Long story shortened, when I went back for my first checkup, the nurse said it has healed the best of any she had seen, and thought maybe not using pain killers had helped.  She also wanted to know how I did that to the skin down there, being so obviously more hairy everywhere else.  Waxing lasts for weeks.

Good luck with your recovery.  I could probably write a lot more about it, but feel like this probably covers the important parts.

Have plenty to read, and streaming series to watch.  If yours is as large as mine was from getting a huge woman out of a wrecked car, it will be a couple of weeks before you lift more than a fork full of food.

It's not bad at all.

kelLOGg

Quote from: thecfarm on January 08, 2023, 08:43:42 AM
Good luck with the hernia.
No idea which one you have. Seems to be a half dozen of them critters.
I had the inguinal type. Just like putting a half of a baseball down by the groin area.
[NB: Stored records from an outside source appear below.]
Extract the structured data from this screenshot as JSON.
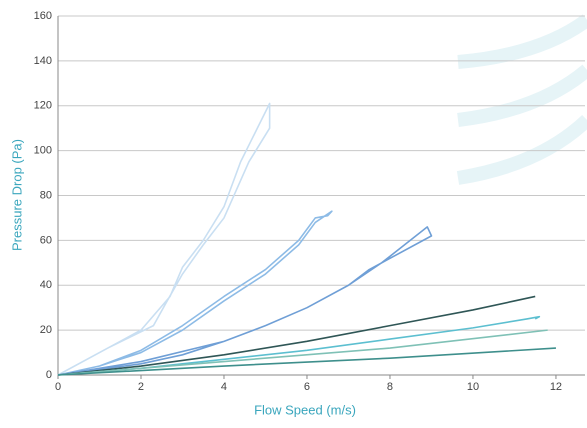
{
  "chart_data": {
    "type": "line",
    "x_label": "Flow Speed (m/s)",
    "y_label": "Pressure Drop (Pa)",
    "xlim": [
      0,
      12.7
    ],
    "xticks": [
      0,
      2,
      4,
      6,
      8,
      10,
      12
    ],
    "ylim": [
      0,
      160
    ],
    "yticks": [
      0,
      20,
      40,
      60,
      80,
      100,
      120,
      140,
      160
    ],
    "grid": true,
    "series": [
      {
        "color": "#c9dff2",
        "x": [
          0,
          1,
          2,
          2.7,
          3,
          3.5,
          4,
          4.4,
          5.1,
          5.1,
          4.6,
          4,
          3.5,
          3,
          2.6,
          2.3,
          1.2,
          0
        ],
        "values": [
          0,
          10,
          20,
          35,
          48,
          60,
          75,
          95,
          121,
          110,
          95,
          70,
          58,
          45,
          32,
          22,
          12,
          0
        ]
      },
      {
        "color": "#8dbbe6",
        "x": [
          0,
          1,
          2,
          3,
          4,
          5,
          5.8,
          6.2,
          6.6,
          6.5,
          6.2,
          5.8,
          5,
          4,
          3,
          2,
          1,
          0
        ],
        "values": [
          0,
          4,
          10,
          20,
          33,
          45,
          58,
          68,
          73,
          71,
          70,
          60,
          47,
          35,
          22,
          11,
          4,
          0
        ]
      },
      {
        "color": "#6f9fd6",
        "x": [
          0,
          2,
          3,
          4,
          5,
          6,
          7,
          7.8,
          8.9,
          9,
          8,
          7.5,
          7,
          6,
          5,
          4,
          2,
          0
        ],
        "values": [
          0,
          5,
          9,
          15,
          22,
          30,
          40,
          50,
          66,
          62,
          52,
          47,
          40,
          30,
          22,
          15,
          6,
          0
        ]
      },
      {
        "color": "#2f5656",
        "x": [
          0,
          2,
          4,
          6,
          8,
          10,
          11,
          11.5
        ],
        "values": [
          0,
          4,
          9,
          15,
          22,
          29,
          33,
          35
        ]
      },
      {
        "color": "#5cbfd0",
        "x": [
          0,
          2,
          4,
          6,
          8,
          10,
          11.3,
          11.6,
          11.5
        ],
        "values": [
          0,
          3,
          7,
          11,
          16,
          21,
          25,
          26,
          25
        ]
      },
      {
        "color": "#7fc1b6",
        "x": [
          0,
          4,
          8,
          11.8
        ],
        "values": [
          0,
          6,
          12,
          20
        ]
      },
      {
        "color": "#3e8f8c",
        "x": [
          0,
          4,
          8,
          12
        ],
        "values": [
          0,
          4,
          7.5,
          12
        ]
      }
    ]
  }
}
My bowels were coming outside.  :o
Mine's about 1/3 of a baseball - also down there in man-land. ;D
Cook's MP-32, 20HP, 20' (modified w/ power feed, up/down, loader/turner)
DH kiln, CatClaw setter and sharpener, tandem trailer, log arch, tractor, thumb tacks

kelLOGg

Remounted the top hinge this aft. It went with no problems. I unscrewed the 8 torx screws in the top hinge and the gate barely moved. (The hinge pivoted freely and had no binding. One torx screw had stripped the threads in the wood). I welded 1.5" more to the hinge leaves, drilled 1/2" holes in them, held the hinge in place with the torx screws in their original holes and used the 1/2" holes to guide the drill through the posts for permanent mounting with four 1/2-13 all threads with lock washers on both ends. Gate operates as well as before but with no weird leaf pivoting. The hinges are heavy duty: 3/16" thick, 5" tall with 5/16" pin. The other 2 hinges will be later and easier because I won't need a ladder.
Thanks for all the advice - on this and hernia, too. ;D 



 

 
Cook's MP-32, 20HP, 20' (modified w/ power feed, up/down, loader/turner)
DH kiln, CatClaw setter and sharpener, tandem trailer, log arch, tractor, thumb tacks

thecfarm

Well there. ½" bolts will do it.  ;)
Model 6020-20hp Manual Thomas bandsaw,TC40A 4wd 40 hp New Holland tractor, 450 Norse Winch, Heatmor 400 OWB,YCC 1978-79

21incher

That should  do it. Don't forget to put some Bluecreeper on the pins.
Hudson HFE-21 on a custom trailer, Deere 4100, Kubota BX 2360, Echo CS590 & CS310, home built wood splitter, home built log arch, a logrite cant hook and a bread machine. And a Kubota Sidekick with a Defective Subaru motor.

kelLOGg

I needed to post a final pic. I actually finished it before my surgery. Thaks again for advice.



 
Cook's MP-32, 20HP, 20' (modified w/ power feed, up/down, loader/turner)
DH kiln, CatClaw setter and sharpener, tandem trailer, log arch, tractor, thumb tacks

samandothers

Hope the surgery went well!  Heal quickly!